2. Each row linearly combines the values according to the previous correlations. Image by author.

Let’s assume Q, K are distributed normally:

\[ Q_{t_q, i}, K_{t_k, j} \sim \mathcal{N} (0, 1) \]

We then have that:

\[ \text{var} \left( Q_{t_q, i} \cdot K_{t_k, j} \right) = 1 \]

Thus, when computing the dot product of \(\vec{Q_{t_q}} \cdot \vec{K{t_q}}\), the variance grows linearly:

\[ \text{var} \left( \sum_{i=1:f} Q_{t_q, i} \cdot K_{t_k, i} \right) = f \]

Meaning we get a \(\text{std} \vec{Q_{t_q}} \cdot \vec{K{t_q}} = \sqrt{f}\).

This means that as the embedding dimension increases, the attention matrix values get typically larger (in absolute value). For instance, if \(f = 1024\), we have that \(\text{std} \approx 32\). Meaning typical logits lie in the \([-32, 32]\) range.

This dependence on \(f\) can be problematic when applying the \(\text{softmax}\) operation: very large values dominate the exponential and collapse the rest: \(e^{32} \approx 10^{14}\). Making the softmax become a one-hot encoder (and gradient killer). Dividing by the \(\text{std}\) significantly reduces this problem :)

Inference-time

This one is for self-attn but the idea is the same.

1. We project the input into q, k, v
2. We compare q with all previous k’s (cached)
3. We do the weighted average of all previous v’s (also cached).
Notice it is the same as before but having only 1 query. Image by author.

Attention extensions

Here I go over the most influential variants of the dot-product attention.

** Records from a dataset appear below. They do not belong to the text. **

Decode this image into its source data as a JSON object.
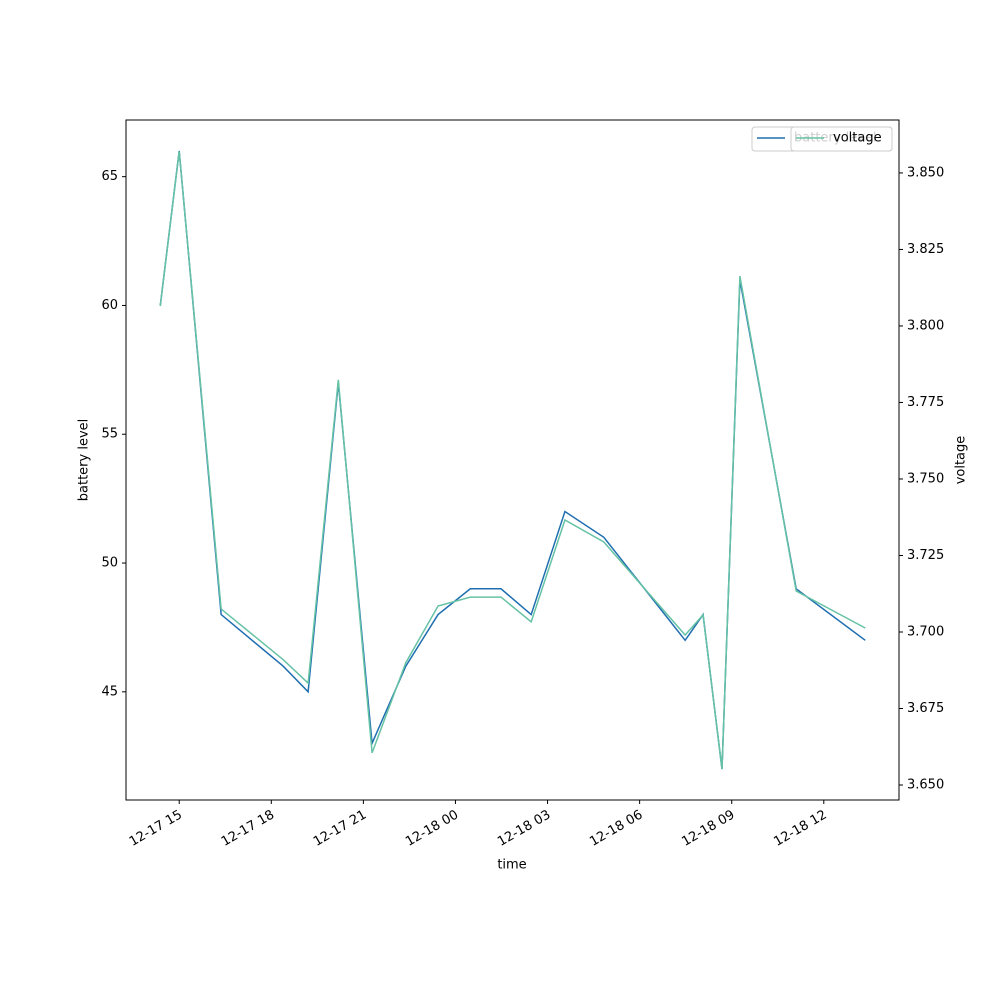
{
  "chart_data": {
    "type": "line",
    "x_label": "time",
    "y_label": "battery level",
    "y2_label": "voltage",
    "x": [
      "12-17 14:23",
      "12-17 15:00",
      "12-17 16:22",
      "12-17 18:23",
      "12-17 19:12",
      "12-17 20:11",
      "12-17 21:17",
      "12-17 22:23",
      "12-17 23:26",
      "12-18 00:29",
      "12-18 01:29",
      "12-18 02:28",
      "12-18 03:34",
      "12-18 04:50",
      "12-18 07:29",
      "12-18 08:04",
      "12-18 08:41",
      "12-18 09:16",
      "12-18 11:06",
      "12-18 13:21"
    ],
    "series": [
      {
        "name": "battery level",
        "color": "#1f6fb0",
        "axis": "y",
        "values": [
          60,
          66,
          48,
          46,
          45,
          57,
          43,
          46,
          48,
          49,
          49,
          48,
          52,
          51,
          47,
          48,
          42,
          61,
          49,
          47
        ]
      },
      {
        "name": "voltage",
        "color": "#66c2a5",
        "axis": "y2",
        "values": [
          3.8065,
          3.857,
          3.7075,
          3.691,
          3.6833,
          3.7824,
          3.6605,
          3.69,
          3.7085,
          3.7114,
          3.7114,
          3.7033,
          3.7366,
          3.7294,
          3.699,
          3.7056,
          3.6552,
          3.8163,
          3.7134,
          3.7013
        ]
      }
    ],
    "xlim": [
      "12-17 13:16",
      "12-18 14:27"
    ],
    "xticks": [
      {
        "value": "12-17 15:00",
        "label": "12-17 15"
      },
      {
        "value": "12-17 18:00",
        "label": "12-17 18"
      },
      {
        "value": "12-17 21:00",
        "label": "12-17 21"
      },
      {
        "value": "12-18 00:00",
        "label": "12-18 00"
      },
      {
        "value": "12-18 03:00",
        "label": "12-18 03"
      },
      {
        "value": "12-18 06:00",
        "label": "12-18 06"
      },
      {
        "value": "12-18 09:00",
        "label": "12-18 09"
      },
      {
        "value": "12-18 12:00",
        "label": "12-18 12"
      }
    ],
    "ylim": [
      40.8,
      67.2
    ],
    "yticks": [
      45,
      50,
      55,
      60,
      65
    ],
    "y2lim": [
      3.6451,
      3.8673
    ],
    "y2ticks": [
      {
        "value": 3.65,
        "label": "3.650"
      },
      3.675,
      {
        "value": 3.7,
        "label": "3.700"
      },
      3.725,
      {
        "value": 3.75,
        "label": "3.750"
      },
      3.775,
      {
        "value": 3.8,
        "label": "3.800"
      },
      3.825,
      {
        "value": 3.85,
        "label": "3.850"
      }
    ],
    "grid": false,
    "legend": "upper right"
  }
}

2017. MHA: Multi-Head Attention

The main motivation is to broadcast the dot-product attention operation in parallel so we can attend to different things at the same time.

After projecting, we simply slice Q, K, V and broadcast the previous operation. Image by author.

2019. MQA: Multi-Query Attention

I’d call this single KV-attention rather than multi-query, but whatever. MQA’s main idea4 is to reduce memory footprint by reducing the dimensionality of the KV-cache5.

4 And all the following variants.

5 To learn more how to compress in the temporal dimension, check out my sequence modelling post

K, V are directly projected into a \(\frac{f}{n}\) dimensional space, while we still project Q into \(f\) dimension and split into different heads. Image by author.

2023. GQA: Grouped-Query Attention

GQA is a middle-ground between multi-head and multi-query. We still have n heads for queries, but we split the KV-cache into g groups. Thus, we have n/g heads per group.

In this example n=4 heads and g=2 groups. Image by author.

I made the poor decision of swapping Q and V colors. I am not repeating them. Figure from GQA paper.

2024. MHLA: Multi-Head Latent Attention

DeepSeek-v2 paper presents a variant that attempts to decrease memory footprint using two different techniques

  1. Linearly down-projecting the input into a lower-dimensional space, from which one can recover Q and K. The main advantage is that we can just cache this projection \(c_{KV}\) which is much smaller than the naive complete KV-cache at inference-time.

  2. It applies the same principle for Q to save memory at train-time.

It also uses RoPE, which I talk about in my positional encoding post.

RoPE + down-projecting inputs before applying attention to be able to compress KV-cache at inference time. Image by author.